Watching films and seeing people being happy makes you want to cry because you want to be that person. That person who knows exactly who they are and what they want. Deep down, you know what you want – you’re just finding it hard to obtain that dream because maybe, just maybe, you’re trying too hard. Maybe, after all, it is like the films and it will just fall all into place. The next step? Stop chasing. Stop chasing after things that you know will never go anywhere. Have your fun. Hell, have your fun – but always think about you. Put yourself first. Put your needs first. Make your own dreams come true. Don’t sink into anyone’s “dick sand”.
If you could write a letter to yourself dated a couple of months back, what would you say?

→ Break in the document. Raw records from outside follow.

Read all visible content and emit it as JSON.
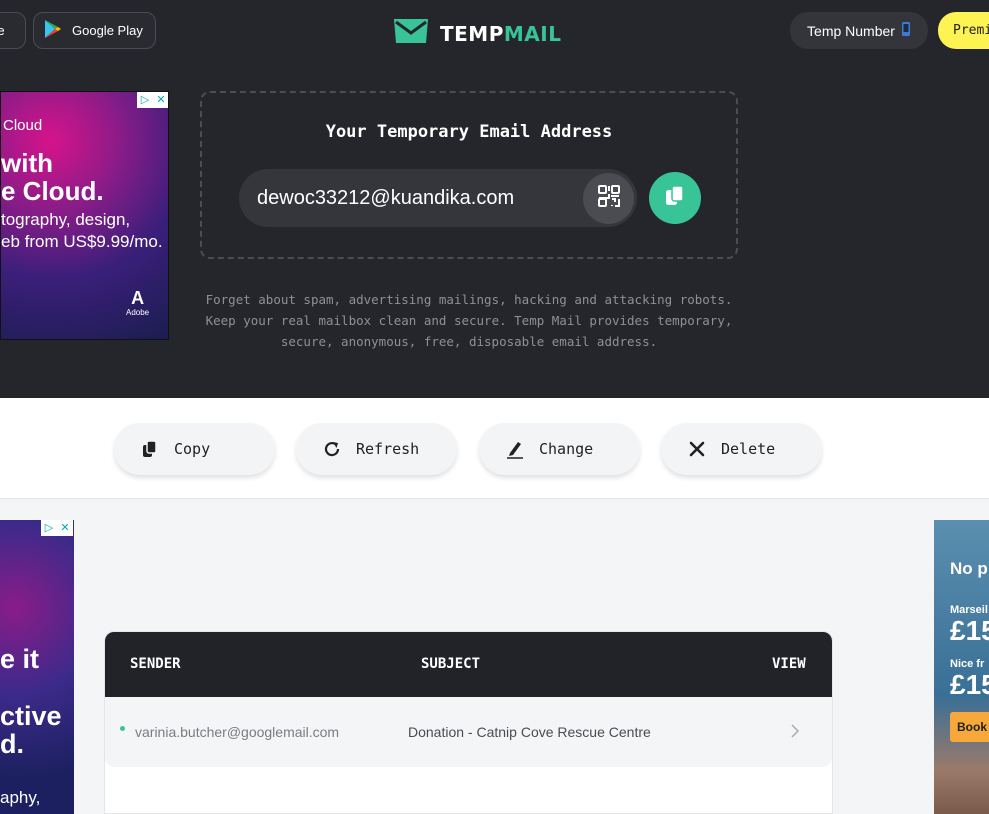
{
  "header": {
    "store_left_label": "re",
    "google_play_label": "Google Play",
    "logo_temp": "TEMP",
    "logo_mail": "MAIL",
    "temp_number_label": "Temp Number",
    "premium_label": "Premi"
  },
  "ad_top": {
    "line1": "Cloud",
    "line2a": " with",
    "line2b": "e Cloud.",
    "line3a": "tography, design,",
    "line3b": "eb from US$9.99/mo.",
    "brand": "Adobe"
  },
  "email": {
    "title": "Your Temporary Email Address",
    "address": "dewoc33212@kuandika.com"
  },
  "description": {
    "line1": "Forget about spam, advertising mailings, hacking and attacking robots.",
    "line2": "Keep your real mailbox clean and secure. Temp Mail provides temporary,",
    "line3": "secure, anonymous, free, disposable email address."
  },
  "actions": {
    "copy": "Copy",
    "refresh": "Refresh",
    "change": "Change",
    "delete": "Delete"
  },
  "ad_left": {
    "line1": "e it",
    "line2": "ctive",
    "line3": "d.",
    "line4": "aphy,"
  },
  "ad_right": {
    "headline": "No p the d",
    "city1": "Marseil",
    "price1": "£15",
    "city2": "Nice fr",
    "price2": "£15",
    "cta": "Book"
  },
  "inbox": {
    "columns": {
      "sender": "SENDER",
      "subject": "SUBJECT",
      "view": "VIEW"
    },
    "rows": [
      {
        "sender": "varinia.butcher@googlemail.com",
        "subject": "Donation - Catnip Cove Rescue Centre",
        "unread": true
      }
    ]
  },
  "colors": {
    "hero_bg": "#25262b",
    "accent_green": "#39c498",
    "premium_yellow": "#fdf353"
  }
}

Would you tell yourself not to go for that guy? Would you tell yourself not to date two guys at the same time? Would you tell yourself to be more honest with people? Your best friend. Your mother. Yourself. Would you tell yourself to enjoy the single life more? Were you just in the game because you, as mentioned before, were trying to fill a void? You learned. You lived. You maybe loved. It was an experience and you’re better off for it – so, perhaps, you needn’t change anything. Everything we do in life sets up the next step to where we are meant to be. The people around us, the everyday actions we do, what we read, listen and watch all have an effect on our lives. We are a product of everything we interact with. It may be a good thing, it may be a bad thing – only you would know that for sure.

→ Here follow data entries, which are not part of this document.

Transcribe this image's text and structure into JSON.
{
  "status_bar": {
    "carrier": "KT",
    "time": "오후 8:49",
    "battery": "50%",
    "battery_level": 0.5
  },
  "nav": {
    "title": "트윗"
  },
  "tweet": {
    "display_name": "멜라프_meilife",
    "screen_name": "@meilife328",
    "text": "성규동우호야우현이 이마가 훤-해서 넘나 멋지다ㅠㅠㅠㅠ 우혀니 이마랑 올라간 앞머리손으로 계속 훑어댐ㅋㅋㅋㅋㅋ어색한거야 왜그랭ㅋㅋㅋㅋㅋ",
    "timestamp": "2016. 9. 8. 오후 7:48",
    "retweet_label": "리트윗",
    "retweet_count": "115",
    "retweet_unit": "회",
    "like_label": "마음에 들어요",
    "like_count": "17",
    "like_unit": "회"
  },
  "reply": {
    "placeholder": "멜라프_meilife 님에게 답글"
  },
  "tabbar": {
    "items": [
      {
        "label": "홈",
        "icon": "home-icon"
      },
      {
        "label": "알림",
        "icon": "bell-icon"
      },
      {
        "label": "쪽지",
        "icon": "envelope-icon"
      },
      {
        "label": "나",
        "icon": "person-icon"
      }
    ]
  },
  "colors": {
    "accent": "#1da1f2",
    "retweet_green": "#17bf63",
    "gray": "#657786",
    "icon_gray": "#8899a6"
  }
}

Write everyday. Lose yourself in a good book. Watch a really funny film. Do something that keeps you active because otherwise you will sink into a hole of self-pity – something that you know full well you shouldn’t be in. You’re lucky. You think you have it hard, but if you truly, really, madly, deeply think about it – you are lucky. You have a job. You have friends. You have a family who supports you. The only way to get what you want now is to be a go-getter. Write that fucking book that you tell everyone so arduously about, but haven’t actually written anything further in years. Write short stories. Write for your blog. Write about everything. Become inspired. Realise that you don’t need to go travelling to be inspired. That writer’s block you keep thinking is there? IT DOESN’T EXIST. That is yourself putting up a wall because you’re scared. Remember when you used to write about everything and anything and had no cares in the world? Be that person, again. Writer’s block is a psychological thing that you made up yourself, and if you wanted to write you just would. You’re doing it now. Look at those fingers go, girl. You got this. You’re going to become the next superstar. You’re going to write a book and you don’t even care if it’s not a bestseller – you’re going to write a fucking book and you’re gonna achieve your goal.
This is something that needs to be published. You need to put this up there to show people that you’re not afraid to write about your feelings anymore. You’re free. You’ve always been free, but it just took you a long time to see that.